Thanks to the success of the Fifty Shades of Grey audiobook, voice actors are finding more and more work narrating erotica — which means spending around 20 hours per project in an audio booth, heavily breathing life into Audible’s steamier offerings.
But how can people who aren’t erotica pros get more comfortable trying to sound sexy? What if you’re in a long-distance relationship and struggling to step up your Skype-sex game? Or confronted with a dating app that, mortifyingly, expects you to make self-promotional videos? For those of us who find it kind of awkward to talk dirty, how do you avoid humiliating yourself?
The Cut brings you advice from the women who do this for a living.
Slow Down and Make Your Voice “Velvety”
“You are seducing the listener with your voice, with your pacing,” said Barbara Rosenblat, who plays Miss Rosa on Orange Is the New Black and has narrated over 400 audiobooks. In her professional life, Rosenblat deals with material like “He opened her gentle, pink wings of loveliness and slowly thrust his member.” In real life, though, she suggested taking it down a notch. “You soften your voice, and you listen! You ask questions that draw out the other person. That’s seduction.” She said that you check for your partner’s reactions, and you pace your journey. That goes for your voice, too. “Slow your voice down. Allow your voice to sound a bit more velvety.”
Don’t Be Judgmental
Said Tavia Gilbert, narrator of several books by paranormal-romance writer Jeaniene Frost, “I think that there is something that is titillating about danger, but you can’t be vulnerable, completely authentic, and completely yourself when you’re not safe.” So, if you’re going to talk dirty with your partner, try to figure out ahead of time what each of you wants to hear in bed; make sure that you’re both comfortable with the fantasy that will unfold. “It’s about being safe in your own skin, being safe in who you are, what makes you feel good with the person you are with in that moment. That’s the best way to be really successful talking dirty or having the great, sensual relationship you want.” Violet Grey,* who has narrated audiobooks for almost 20 years, agreed: “For someone who’s not narrating [an erotic audiobook], you’ve got to find a non-judgment area to occupy — emotional and psychic — so that if you have a fantasy, it can come out without judgment.”
Embrace Your “High-Pitched, Nasal Whine”
The romance audiobook narrators said that, even though they alter their voices for work, sounding sexy in real life means working with what you’ve got. Although the stereotypical sexy voice may be lower and smokier, Gilbert offered this advice: “Speak with confidence, whether that’s breathy and gravelly and low, or in your naturally high-pitched, nasal whine, you know?” Gilbert called this the key to making dirty talk feel less uncomfortable. “Don’t edit yourself,” she said. “Don’t pass judgment on yourself because you’re afraid it’s not right. Just being present in the moment is pretty hot.”
Think Beyond Purring
“Every male hero has a growl. Like, a sensual growl. I think the idea of lower, more gravelly, more breathy — those are sort of the clichés of what’s sexy,” said Gilbert of the typical romance book. “But I think we all know in the real world, there is no one formula.” So no need to replicate the noises on RedTube. Oohs, aahs, and mmms are fine, of course, but make the noises you naturally make, not the ones you’re assuming your partner expects to hear.

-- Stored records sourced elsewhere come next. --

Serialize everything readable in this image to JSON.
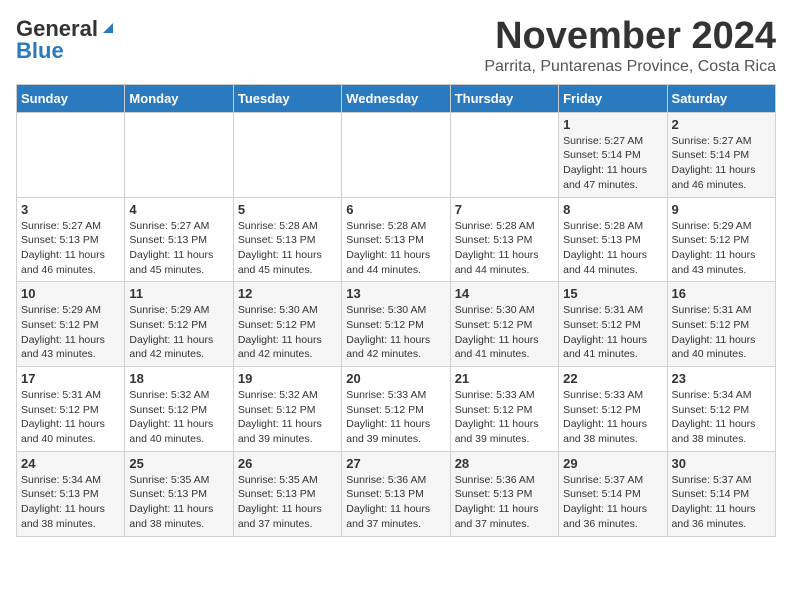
{
  "logo": {
    "line1": "General",
    "line2": "Blue"
  },
  "title": "November 2024",
  "location": "Parrita, Puntarenas Province, Costa Rica",
  "weekdays": [
    "Sunday",
    "Monday",
    "Tuesday",
    "Wednesday",
    "Thursday",
    "Friday",
    "Saturday"
  ],
  "weeks": [
    [
      {
        "day": "",
        "info": ""
      },
      {
        "day": "",
        "info": ""
      },
      {
        "day": "",
        "info": ""
      },
      {
        "day": "",
        "info": ""
      },
      {
        "day": "",
        "info": ""
      },
      {
        "day": "1",
        "info": "Sunrise: 5:27 AM\nSunset: 5:14 PM\nDaylight: 11 hours\nand 47 minutes."
      },
      {
        "day": "2",
        "info": "Sunrise: 5:27 AM\nSunset: 5:14 PM\nDaylight: 11 hours\nand 46 minutes."
      }
    ],
    [
      {
        "day": "3",
        "info": "Sunrise: 5:27 AM\nSunset: 5:13 PM\nDaylight: 11 hours\nand 46 minutes."
      },
      {
        "day": "4",
        "info": "Sunrise: 5:27 AM\nSunset: 5:13 PM\nDaylight: 11 hours\nand 45 minutes."
      },
      {
        "day": "5",
        "info": "Sunrise: 5:28 AM\nSunset: 5:13 PM\nDaylight: 11 hours\nand 45 minutes."
      },
      {
        "day": "6",
        "info": "Sunrise: 5:28 AM\nSunset: 5:13 PM\nDaylight: 11 hours\nand 44 minutes."
      },
      {
        "day": "7",
        "info": "Sunrise: 5:28 AM\nSunset: 5:13 PM\nDaylight: 11 hours\nand 44 minutes."
      },
      {
        "day": "8",
        "info": "Sunrise: 5:28 AM\nSunset: 5:13 PM\nDaylight: 11 hours\nand 44 minutes."
      },
      {
        "day": "9",
        "info": "Sunrise: 5:29 AM\nSunset: 5:12 PM\nDaylight: 11 hours\nand 43 minutes."
      }
    ],
    [
      {
        "day": "10",
        "info": "Sunrise: 5:29 AM\nSunset: 5:12 PM\nDaylight: 11 hours\nand 43 minutes."
      },
      {
        "day": "11",
        "info": "Sunrise: 5:29 AM\nSunset: 5:12 PM\nDaylight: 11 hours\nand 42 minutes."
      },
      {
        "day": "12",
        "info": "Sunrise: 5:30 AM\nSunset: 5:12 PM\nDaylight: 11 hours\nand 42 minutes."
      },
      {
        "day": "13",
        "info": "Sunrise: 5:30 AM\nSunset: 5:12 PM\nDaylight: 11 hours\nand 42 minutes."
      },
      {
        "day": "14",
        "info": "Sunrise: 5:30 AM\nSunset: 5:12 PM\nDaylight: 11 hours\nand 41 minutes."
      },
      {
        "day": "15",
        "info": "Sunrise: 5:31 AM\nSunset: 5:12 PM\nDaylight: 11 hours\nand 41 minutes."
      },
      {
        "day": "16",
        "info": "Sunrise: 5:31 AM\nSunset: 5:12 PM\nDaylight: 11 hours\nand 40 minutes."
      }
    ],
    [
      {
        "day": "17",
        "info": "Sunrise: 5:31 AM\nSunset: 5:12 PM\nDaylight: 11 hours\nand 40 minutes."
      },
      {
        "day": "18",
        "info": "Sunrise: 5:32 AM\nSunset: 5:12 PM\nDaylight: 11 hours\nand 40 minutes."
      },
      {
        "day": "19",
        "info": "Sunrise: 5:32 AM\nSunset: 5:12 PM\nDaylight: 11 hours\nand 39 minutes."
      },
      {
        "day": "20",
        "info": "Sunrise: 5:33 AM\nSunset: 5:12 PM\nDaylight: 11 hours\nand 39 minutes."
      },
      {
        "day": "21",
        "info": "Sunrise: 5:33 AM\nSunset: 5:12 PM\nDaylight: 11 hours\nand 39 minutes."
      },
      {
        "day": "22",
        "info": "Sunrise: 5:33 AM\nSunset: 5:12 PM\nDaylight: 11 hours\nand 38 minutes."
      },
      {
        "day": "23",
        "info": "Sunrise: 5:34 AM\nSunset: 5:12 PM\nDaylight: 11 hours\nand 38 minutes."
      }
    ],
    [
      {
        "day": "24",
        "info": "Sunrise: 5:34 AM\nSunset: 5:13 PM\nDaylight: 11 hours\nand 38 minutes."
      },
      {
        "day": "25",
        "info": "Sunrise: 5:35 AM\nSunset: 5:13 PM\nDaylight: 11 hours\nand 38 minutes."
      },
      {
        "day": "26",
        "info": "Sunrise: 5:35 AM\nSunset: 5:13 PM\nDaylight: 11 hours\nand 37 minutes."
      },
      {
        "day": "27",
        "info": "Sunrise: 5:36 AM\nSunset: 5:13 PM\nDaylight: 11 hours\nand 37 minutes."
      },
      {
        "day": "28",
        "info": "Sunrise: 5:36 AM\nSunset: 5:13 PM\nDaylight: 11 hours\nand 37 minutes."
      },
      {
        "day": "29",
        "info": "Sunrise: 5:37 AM\nSunset: 5:14 PM\nDaylight: 11 hours\nand 36 minutes."
      },
      {
        "day": "30",
        "info": "Sunrise: 5:37 AM\nSunset: 5:14 PM\nDaylight: 11 hours\nand 36 minutes."
      }
    ]
  ]
}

Use the F-word — Strategically
Rosenblat said that when she was preparing to narrate sexologist Betty Dodson’s memoir, she realized, “I’ve never seen ‘fuck’ on the page so much in my life!” But, she said, “By the end of it, I have to say, it was very freeing.” For some, talking dirty is an excuse to unleash a whirlwind of “fucks.” But check in with yourself to make sure you’re down with how vulgar the sexy talk is getting. Grey said of the swearing in audiobooks: “It’s there to break the rules and make you feel like a bad girl. But I find that the best erotic writing is not about that. It’s about the actions and the reactions.”
Wear Something Other Than Lululemon
Grey said that some women might find it liberating to play a character while talking dirty. “I’m an actor, so I can role-play at the drop of a hat. But if someone’s not an actor — maybe the costumes and getting dressed up do work.” She said that one of the simplest things you can do is wear an outfit that’s hotter than usual to help coax out your sensual side. “You feel different walking down the street in a skirt and heels than you do when you’re wearing yoga pants, you know?”
*Violet Grey is the pseudonym of narrator Robin Miles.